Filme do Dia: Relatório de um Homem Casado (1974), Flávio Tambellini




Relatório de um Homem Casado (Brasil, 1974). Direção: Flávio Tambellini. Rot. Adaptado: Flávio Tambellini & Rubem Fonseca, a partir do conto O Relatório de Carlos, de Fonseca. Fotografia: Fernando Amaral & Carlos Egberto. Música: Luiz Eça. Montagem: Leon Cassidy. Com: Nery Vitor, Françoise Forton, José Lewgoy, Cláudia Fontenele, Fábio Sabag, Paulo César Pereio, Otávio Augusto, Haydée Miranda, Fernando Amaral, Lícia Magna.
Carlos (Vitor), advogado bem sucedido, é um homem casado que leva um vida relativamente normal com a esposa, até que é procurado por uma jovem, Norma (Forton), que ao ganhar sua causa, convida-o para almoçar e passam a viver um tórrido relacionamento. Ela o abandona a partir do momento que ele não se separa da esposa, e vai viver com um rico homem na Bahia. Ele entra em crise, buscando outras amantes e até prostituas, sem conseguir se satisfazer. Busca os conselhos de seu amigo e colega de escritório (Augusto), que afirma que ela voltará para ele em seis meses. Ela retorna. Carlos entra com o processo de desquite com a esposa.
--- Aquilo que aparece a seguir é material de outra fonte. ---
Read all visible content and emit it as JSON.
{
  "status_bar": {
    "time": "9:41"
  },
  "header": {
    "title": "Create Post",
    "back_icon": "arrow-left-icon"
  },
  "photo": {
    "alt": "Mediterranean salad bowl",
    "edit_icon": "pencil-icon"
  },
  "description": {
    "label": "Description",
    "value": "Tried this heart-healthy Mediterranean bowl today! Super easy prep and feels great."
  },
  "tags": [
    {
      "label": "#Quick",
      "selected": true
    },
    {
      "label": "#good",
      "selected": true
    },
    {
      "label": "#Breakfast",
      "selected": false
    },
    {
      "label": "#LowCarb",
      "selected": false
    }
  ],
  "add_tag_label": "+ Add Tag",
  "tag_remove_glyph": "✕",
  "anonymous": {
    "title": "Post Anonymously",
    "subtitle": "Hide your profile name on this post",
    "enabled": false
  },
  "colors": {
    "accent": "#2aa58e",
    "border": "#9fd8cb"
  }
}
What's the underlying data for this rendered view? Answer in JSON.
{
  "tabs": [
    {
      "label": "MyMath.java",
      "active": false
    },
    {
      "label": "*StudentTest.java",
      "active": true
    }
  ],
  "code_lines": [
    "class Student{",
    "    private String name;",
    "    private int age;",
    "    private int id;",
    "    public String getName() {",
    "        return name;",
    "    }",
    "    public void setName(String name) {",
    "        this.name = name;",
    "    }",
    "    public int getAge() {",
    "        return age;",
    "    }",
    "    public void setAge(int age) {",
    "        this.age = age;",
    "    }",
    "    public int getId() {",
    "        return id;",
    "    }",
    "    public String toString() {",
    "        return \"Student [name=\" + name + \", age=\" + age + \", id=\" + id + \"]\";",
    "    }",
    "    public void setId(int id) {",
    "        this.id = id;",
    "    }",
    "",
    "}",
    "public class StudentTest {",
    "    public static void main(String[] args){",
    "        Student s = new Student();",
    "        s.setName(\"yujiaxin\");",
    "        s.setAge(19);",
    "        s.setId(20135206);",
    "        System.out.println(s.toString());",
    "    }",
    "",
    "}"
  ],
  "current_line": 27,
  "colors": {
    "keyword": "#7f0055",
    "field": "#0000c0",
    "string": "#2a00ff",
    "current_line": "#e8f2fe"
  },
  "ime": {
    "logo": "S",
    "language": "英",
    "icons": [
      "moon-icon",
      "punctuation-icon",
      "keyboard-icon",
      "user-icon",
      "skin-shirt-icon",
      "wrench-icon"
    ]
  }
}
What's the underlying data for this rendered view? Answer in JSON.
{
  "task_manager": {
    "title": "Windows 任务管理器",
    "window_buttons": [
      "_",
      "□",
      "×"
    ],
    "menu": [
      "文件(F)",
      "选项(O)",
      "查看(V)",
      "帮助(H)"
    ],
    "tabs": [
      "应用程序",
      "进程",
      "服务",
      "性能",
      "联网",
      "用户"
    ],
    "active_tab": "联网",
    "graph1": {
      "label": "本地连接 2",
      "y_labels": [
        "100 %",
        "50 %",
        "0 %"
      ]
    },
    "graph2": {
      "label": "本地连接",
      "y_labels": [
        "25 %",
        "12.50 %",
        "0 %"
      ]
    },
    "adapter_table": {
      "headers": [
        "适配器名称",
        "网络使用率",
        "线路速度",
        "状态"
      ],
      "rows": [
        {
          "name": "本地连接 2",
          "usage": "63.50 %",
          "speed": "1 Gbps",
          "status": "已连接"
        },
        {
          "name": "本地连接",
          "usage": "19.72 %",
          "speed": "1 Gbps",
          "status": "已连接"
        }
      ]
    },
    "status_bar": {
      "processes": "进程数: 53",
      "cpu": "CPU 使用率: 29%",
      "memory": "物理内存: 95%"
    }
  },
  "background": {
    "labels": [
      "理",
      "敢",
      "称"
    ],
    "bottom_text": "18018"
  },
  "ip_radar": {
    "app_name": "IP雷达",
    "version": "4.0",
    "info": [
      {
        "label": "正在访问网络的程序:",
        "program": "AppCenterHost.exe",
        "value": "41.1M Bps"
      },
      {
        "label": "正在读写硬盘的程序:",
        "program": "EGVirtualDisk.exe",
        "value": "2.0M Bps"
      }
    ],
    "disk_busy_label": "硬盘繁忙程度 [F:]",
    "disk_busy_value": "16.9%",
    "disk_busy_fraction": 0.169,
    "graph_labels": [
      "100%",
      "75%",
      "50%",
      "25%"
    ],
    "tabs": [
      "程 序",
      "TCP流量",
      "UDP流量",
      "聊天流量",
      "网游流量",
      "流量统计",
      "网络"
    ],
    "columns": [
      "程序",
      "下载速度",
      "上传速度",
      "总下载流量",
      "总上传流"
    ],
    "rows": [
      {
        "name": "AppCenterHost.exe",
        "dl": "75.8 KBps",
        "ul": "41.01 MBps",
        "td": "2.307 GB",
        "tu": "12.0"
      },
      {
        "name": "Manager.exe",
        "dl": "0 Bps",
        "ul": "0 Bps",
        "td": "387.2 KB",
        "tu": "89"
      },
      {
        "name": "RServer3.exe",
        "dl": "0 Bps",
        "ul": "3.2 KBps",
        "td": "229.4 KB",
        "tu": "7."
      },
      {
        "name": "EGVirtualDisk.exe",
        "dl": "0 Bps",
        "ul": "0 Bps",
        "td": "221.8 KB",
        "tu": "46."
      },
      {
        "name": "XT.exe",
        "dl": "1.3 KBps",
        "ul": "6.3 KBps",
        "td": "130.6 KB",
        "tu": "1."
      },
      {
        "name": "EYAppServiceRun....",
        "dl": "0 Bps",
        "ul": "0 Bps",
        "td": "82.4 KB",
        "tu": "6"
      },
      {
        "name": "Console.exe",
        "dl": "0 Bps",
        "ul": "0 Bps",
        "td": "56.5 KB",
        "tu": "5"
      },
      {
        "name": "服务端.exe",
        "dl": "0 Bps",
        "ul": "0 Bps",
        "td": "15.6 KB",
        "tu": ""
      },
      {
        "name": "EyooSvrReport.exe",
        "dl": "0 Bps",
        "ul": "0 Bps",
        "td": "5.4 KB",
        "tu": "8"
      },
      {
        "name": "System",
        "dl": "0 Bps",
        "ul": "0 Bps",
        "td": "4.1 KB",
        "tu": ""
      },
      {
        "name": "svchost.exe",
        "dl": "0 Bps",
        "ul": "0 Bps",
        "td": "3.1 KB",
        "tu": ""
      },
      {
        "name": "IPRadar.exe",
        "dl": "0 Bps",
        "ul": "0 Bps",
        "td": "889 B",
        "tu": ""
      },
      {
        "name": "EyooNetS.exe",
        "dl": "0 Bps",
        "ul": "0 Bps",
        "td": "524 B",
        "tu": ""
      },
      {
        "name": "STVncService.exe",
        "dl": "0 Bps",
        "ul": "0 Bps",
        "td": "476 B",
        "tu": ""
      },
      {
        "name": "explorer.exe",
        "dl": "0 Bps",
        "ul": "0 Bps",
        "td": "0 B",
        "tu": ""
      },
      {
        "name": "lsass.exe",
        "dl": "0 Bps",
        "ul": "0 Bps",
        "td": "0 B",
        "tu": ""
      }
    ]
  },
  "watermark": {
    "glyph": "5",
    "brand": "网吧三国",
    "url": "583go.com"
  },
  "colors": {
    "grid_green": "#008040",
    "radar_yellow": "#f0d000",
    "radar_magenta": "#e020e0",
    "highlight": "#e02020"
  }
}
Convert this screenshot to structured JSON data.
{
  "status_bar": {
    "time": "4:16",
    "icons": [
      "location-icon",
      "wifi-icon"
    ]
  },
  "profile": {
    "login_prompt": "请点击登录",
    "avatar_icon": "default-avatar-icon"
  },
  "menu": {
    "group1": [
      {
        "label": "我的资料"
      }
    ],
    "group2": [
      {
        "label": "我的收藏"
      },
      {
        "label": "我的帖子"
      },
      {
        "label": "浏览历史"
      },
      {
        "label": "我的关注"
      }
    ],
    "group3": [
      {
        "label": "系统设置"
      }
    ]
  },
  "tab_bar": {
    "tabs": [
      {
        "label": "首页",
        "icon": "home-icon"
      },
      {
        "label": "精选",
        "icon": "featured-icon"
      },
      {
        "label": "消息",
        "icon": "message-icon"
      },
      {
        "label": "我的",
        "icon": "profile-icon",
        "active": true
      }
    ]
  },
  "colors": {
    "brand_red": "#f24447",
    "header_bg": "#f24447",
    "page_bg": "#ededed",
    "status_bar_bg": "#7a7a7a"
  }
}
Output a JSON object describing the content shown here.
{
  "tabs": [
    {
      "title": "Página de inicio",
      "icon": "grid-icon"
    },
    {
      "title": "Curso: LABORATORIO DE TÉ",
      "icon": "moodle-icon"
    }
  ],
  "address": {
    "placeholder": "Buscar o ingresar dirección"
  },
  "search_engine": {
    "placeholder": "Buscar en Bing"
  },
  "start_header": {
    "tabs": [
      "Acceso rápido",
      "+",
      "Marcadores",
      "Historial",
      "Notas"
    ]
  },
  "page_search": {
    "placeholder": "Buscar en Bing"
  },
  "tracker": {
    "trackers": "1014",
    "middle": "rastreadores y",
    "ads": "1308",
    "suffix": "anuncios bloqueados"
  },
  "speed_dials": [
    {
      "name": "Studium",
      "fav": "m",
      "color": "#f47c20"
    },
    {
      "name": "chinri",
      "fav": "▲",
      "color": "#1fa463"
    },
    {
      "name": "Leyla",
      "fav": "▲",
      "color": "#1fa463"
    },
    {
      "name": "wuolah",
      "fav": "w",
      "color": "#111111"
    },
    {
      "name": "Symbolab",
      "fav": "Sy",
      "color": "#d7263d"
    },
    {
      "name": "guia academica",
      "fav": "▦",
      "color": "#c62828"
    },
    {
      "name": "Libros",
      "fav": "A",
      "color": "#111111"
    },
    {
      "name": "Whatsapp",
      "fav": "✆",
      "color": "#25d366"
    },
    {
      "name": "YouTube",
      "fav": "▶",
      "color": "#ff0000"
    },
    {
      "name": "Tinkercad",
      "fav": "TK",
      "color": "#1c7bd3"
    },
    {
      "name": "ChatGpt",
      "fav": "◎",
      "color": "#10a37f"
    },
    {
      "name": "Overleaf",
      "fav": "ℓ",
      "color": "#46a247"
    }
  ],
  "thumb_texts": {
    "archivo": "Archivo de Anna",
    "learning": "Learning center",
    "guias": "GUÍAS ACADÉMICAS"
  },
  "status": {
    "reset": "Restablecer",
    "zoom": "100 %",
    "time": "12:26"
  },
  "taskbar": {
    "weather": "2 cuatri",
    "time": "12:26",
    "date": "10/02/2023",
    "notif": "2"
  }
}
Norma, que inicialmente decidira viver com ele, afirma que só se mudará quando todo o processo de separação houver acabado.  Eles passam a viver juntos, mas como o amigo avisara, não são felizes. No processo de separação, Carlos deixou quase tudo com a esposa e sua situação financeira agora se encontra longe da anterior, ainda agravada pela constante compra de artigos de luxo por Norma. Carlos afunda-se na bebida e o tiro de misericórdia ocorre quando flagra Norma e seu amigo conselheiro.
Tambellini, cineasta de apenas 5 filmes, todos eles invariavelmente relacionados ao universo das relações amorosas de uma elite decadente e vazia, exploradas com uma mescla de pretensa profundidade pseudo-existencial (na linha do Khoury de Noite Vazia), embora longe do ocasional talento visual daquele, e  o puro e simples sensacionalismo sexual. Essa produção, sua penúltima (Tambellini morre dois anos após) não é exceção à regra. Se a maior parte dos filmes europeus de viés ou verniz existencial acabam se enredando nos próprios tropeços e miséria espiritual de seus personagens, tornando-se via de regra cansativos exercícios de autocomplacência o que não dizer de um que, somado a tudo isso, conta com péssima direção de atores, diálogos sofríveis  e situações grandemente previsíveis? Nem mesmo uma potencial possibilidade de ganho narrativo, a da narrativa interna que Carlos realiza para um gravador – muito similar, mas efetivamente utilizada como efeito dramático consistente por Jabor em Toda Nudez Será Castigada – chega a ser explorada de forma minimamente consistente. Resta a inocuidade de situações e personagens que, longe de interessantes, atravessam os ambientes como zumbis a ditarem seus esquemáticos diálogos. Mesmo que longe de um cineasta de talento, Tambellini já havia realizado filmes um pouco menos canhestros que esse (Até que o Casamento nos Separe, O Beijo, ambos da década anterior). seu título parece tirar partido dos então recentes filmes políticos italianos de cineastas como Francesco Rosi ou Elio Petri. Flávio Tambellini Prod. Cinematográficas para UCB. 85 minutos.